As I said to T. on Sunday -- no, the first-lady-successor thing is not ideal, it's never been ideal, but in American politics it does seem to be how it goes. The list of women senators, representatives, and governors serving after successful husbands -- and true, also fathers, just as sons have always done -- is huge. Part of my point is illustrated by the fact that by being elected to the Senate when her husband was never a U.S. Senator, Hillary Clinton was still a ground-breaking politician (she's also the first woman from NY). The year she was inaugurated, 2001, was the year that the historical balance tipped and for the first time more of the (only 35, ever!) women Senators to serve in the whole history of the US had been elected than appointed to their seats. 2000 was the first time a woman has ever defeated a male incumbent Senator.

What's also interesting is that every single one of these women has ended up being boldly progressive in some ways, even if controversial, and even though unconscionably conservative in other ways, in her public service career. And maybe there's something culturally specific about that - i.e. no total tool-of-the-patriarchy Margaret Thatchers for us (perhaps because our actual conservative power structure is too dependent on retrograde gender ideologies for their power to ever nominate a woman, period).

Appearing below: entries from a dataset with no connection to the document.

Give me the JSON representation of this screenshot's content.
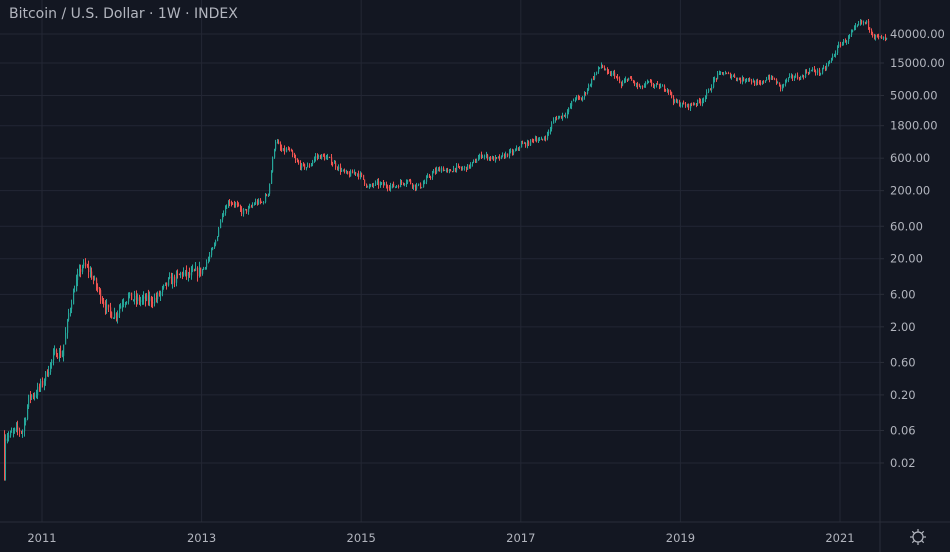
{
  "header": {
    "title": "Bitcoin / U.S. Dollar · 1W · INDEX"
  },
  "colors": {
    "background": "#131722",
    "up": "#26a69a",
    "down": "#ef5350",
    "grid": "#232734",
    "text": "#b2b5be"
  },
  "icons": {
    "settings": "gear-icon"
  },
  "chart_data": {
    "type": "candlestick",
    "title": "Bitcoin / U.S. Dollar · 1W · INDEX",
    "interval": "1W",
    "y_scale": "log",
    "ylim": [
      0.012,
      70000
    ],
    "grid": true,
    "y_ticks": [
      "40000.00",
      "15000.00",
      "5000.00",
      "1800.00",
      "600.00",
      "200.00",
      "60.00",
      "20.00",
      "6.00",
      "2.00",
      "0.60",
      "0.20",
      "0.06",
      "0.02"
    ],
    "y_tick_values": [
      40000,
      15000,
      5000,
      1800,
      600,
      200,
      60,
      20,
      6,
      2,
      0.6,
      0.2,
      0.06,
      0.02
    ],
    "x_ticks": [
      "2011",
      "2013",
      "2015",
      "2017",
      "2019",
      "2021"
    ],
    "x_tick_values": [
      2011,
      2013,
      2015,
      2017,
      2019,
      2021
    ],
    "monthly_close_start": "2010-07",
    "monthly_close": [
      0.05,
      0.06,
      0.06,
      0.19,
      0.21,
      0.3,
      0.52,
      0.86,
      0.78,
      3.5,
      8.7,
      16.1,
      13.4,
      8.2,
      5.1,
      3.2,
      3.0,
      4.7,
      5.5,
      4.9,
      4.9,
      5.0,
      5.1,
      6.7,
      9.3,
      10.2,
      12.4,
      11.2,
      12.6,
      13.5,
      20.4,
      33.4,
      93,
      139,
      128,
      97,
      106,
      135,
      133,
      198,
      1130,
      757,
      800,
      550,
      450,
      447,
      628,
      640,
      585,
      480,
      388,
      338,
      378,
      320,
      217,
      254,
      244,
      236,
      230,
      263,
      284,
      230,
      237,
      314,
      377,
      430,
      368,
      437,
      416,
      448,
      531,
      673,
      624,
      575,
      610,
      701,
      745,
      964,
      970,
      1190,
      1080,
      1350,
      2300,
      2480,
      2875,
      4700,
      4340,
      6470,
      9950,
      14000,
      10200,
      10400,
      6900,
      9240,
      7500,
      6400,
      7730,
      7030,
      6630,
      6320,
      4020,
      3740,
      3460,
      3850,
      4100,
      5350,
      8570,
      10800,
      10100,
      9600,
      8300,
      9150,
      7570,
      7200,
      9350,
      8600,
      6440,
      8660,
      9460,
      9140,
      11350,
      11650,
      10780,
      13800,
      19700,
      29000,
      33100,
      45200,
      58900,
      57700,
      37300,
      35000,
      33000
    ]
  }
}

Though it is deeply upsetting that several of these "first" women are so appalling on the issue of race... it feels like a warning sign from history: white women's "firsts" have, in fact, carried out discourses of 'white feminine virtue' versus 'black male savagery'. It's not like they ever campaigned for their offices, but you can't separate the anomalous gender positions in which they found themselves from their racist language.

It's not some activist fiction that the language white women have used to assert our right to participate in politics -- and when we have attained that right, the language in which we have performed and participated in politics -- has actively oppressed and sold out black people, especially black men. It's what happened.

White women's racism -- and everyone else's racism accumulating around white women, as it has always done -- is a specter that haunts what's happening now. More on this later.